Un Canadien imitateur de Trump se retrouve au chômage à cause de la pandémie

LONDON, Ont. — Donald Rosso soutient qu’il lui faut quatre minutes pour se transformer en Donald Trump.

Âgé de 63 ans, originaire de London, en Ontario, Donald Rosso est l’un des nombreux hommes dans le monde qui a créé son emploi en imitant le président des États-Unis. Il assure lui ressembler tellement qu’il ne fait pratiquement aucun effort pour passer de l’un à l’autre.

Onze ans plus jeune que le vrai, plus petit d’un pouce mais à peu près du même poids — 240 livres —, seule la chevelure diffère, mais sa crinière blonde naturelle peut facilement prendre les allures de la célèbre coiffe du milliardaire. «Mes mains sont quand même beaucoup plus grosses que les siennes», précise M. Rosso en riant.

Il y a environ quatre ans, il a vendu ses bars à jus au Canada et s’est installé au Mexique avec sa femme, lorsqu’il a eu un grave accident de moto. Les finances ont commencé à se resserrer et il s’est réveillé un matin avec l’une des idées les plus magnifiques, les plus formidables et les plus grandioses qu’il ait jamais eues…

«Ma femme a commencé à prendre des photos et à les mettre sur notre site: je suis devenu « Donald le milliardaire »», raconte-t-il. Un mois plus tard, il reçoit un appel de New York pour tourner dans un film parodique du grand succès de 1988 «Big» avec Tom Hanks (appelé «Yuge»).

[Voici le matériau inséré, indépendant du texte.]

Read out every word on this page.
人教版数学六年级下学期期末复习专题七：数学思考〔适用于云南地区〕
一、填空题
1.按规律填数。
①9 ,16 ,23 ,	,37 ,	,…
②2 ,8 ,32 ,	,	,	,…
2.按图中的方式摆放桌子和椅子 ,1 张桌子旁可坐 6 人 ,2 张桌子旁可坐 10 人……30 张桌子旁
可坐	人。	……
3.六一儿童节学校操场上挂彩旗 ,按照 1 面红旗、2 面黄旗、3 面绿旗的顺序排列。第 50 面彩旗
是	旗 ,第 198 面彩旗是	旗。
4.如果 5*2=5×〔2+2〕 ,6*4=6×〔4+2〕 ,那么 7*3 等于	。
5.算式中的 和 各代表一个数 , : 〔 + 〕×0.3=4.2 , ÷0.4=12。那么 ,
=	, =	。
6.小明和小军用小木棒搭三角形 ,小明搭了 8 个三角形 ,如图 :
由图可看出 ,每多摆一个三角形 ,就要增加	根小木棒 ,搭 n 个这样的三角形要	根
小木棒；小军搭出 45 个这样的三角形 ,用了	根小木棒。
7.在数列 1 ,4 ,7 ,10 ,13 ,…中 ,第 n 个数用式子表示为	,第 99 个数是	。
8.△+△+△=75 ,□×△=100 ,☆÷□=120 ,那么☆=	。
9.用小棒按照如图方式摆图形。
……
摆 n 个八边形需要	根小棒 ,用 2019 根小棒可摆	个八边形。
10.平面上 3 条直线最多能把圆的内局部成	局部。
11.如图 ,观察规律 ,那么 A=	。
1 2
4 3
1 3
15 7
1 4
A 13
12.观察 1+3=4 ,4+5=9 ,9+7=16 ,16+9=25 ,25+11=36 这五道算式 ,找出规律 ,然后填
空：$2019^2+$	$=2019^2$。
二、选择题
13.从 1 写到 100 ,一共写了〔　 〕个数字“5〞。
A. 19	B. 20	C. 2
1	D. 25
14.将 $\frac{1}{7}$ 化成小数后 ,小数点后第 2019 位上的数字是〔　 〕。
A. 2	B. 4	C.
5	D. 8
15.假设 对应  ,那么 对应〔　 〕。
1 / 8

De là, dit-il, sa carrière a décollé: apparition dans «House of Cards», rassemblements pro-Trump, conventions républicaines — et même un dîner de la Saint-Valentin à Detroit, où il a rencontré l’actrice pornographique Stormy Daniels au moment où elle intentait un procès contre le président.

La campagne présidentielle aurait été encore plus chargée pour M. Rosso sans cette pandémie et la fermeture des frontières. «Mon travail est principalement aux États-Unis, à 99 %», dit-il. «Ce virus m’a éliminé du circuit.»

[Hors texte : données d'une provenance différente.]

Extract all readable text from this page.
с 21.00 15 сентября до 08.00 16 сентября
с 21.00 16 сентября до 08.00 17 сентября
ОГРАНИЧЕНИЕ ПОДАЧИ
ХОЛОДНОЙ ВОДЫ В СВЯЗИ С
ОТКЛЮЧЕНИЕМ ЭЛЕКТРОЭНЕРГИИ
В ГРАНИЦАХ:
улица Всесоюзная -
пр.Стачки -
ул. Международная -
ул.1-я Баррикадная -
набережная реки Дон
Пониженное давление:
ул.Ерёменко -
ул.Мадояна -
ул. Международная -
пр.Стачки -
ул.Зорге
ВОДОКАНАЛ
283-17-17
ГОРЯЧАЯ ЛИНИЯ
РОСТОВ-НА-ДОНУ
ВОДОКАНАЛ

Car il constate qu’il n’y a pas beaucoup de travail pour lui au Canada: les Canadiens n’aiment pas le président autant que ses partisans aux États-Unis. «J’ai fait une apparition à Toronto, par exemple, il y a des années, et j’ai vraiment mis les gens en colère: les Torontois détestent M. Trump.»

Lui, il adore Donald Trump: il voterait pour lui s’il était citoyen américain. Il espère maintenant que le président sera réélu et, une fois la frontière rouverte, qu’il pourra reprendre ses activités — «séjourner dans des hôtels assez chics, manger dans des restaurants chics».

Et contrairement à la limite de deux mandats des présidents américains, M. Rosso veut continuer à se faire passer pour M. Trump aussi longtemps qu’il le pourra. «Mais ça aiderait beaucoup que ce virus disparaisse.»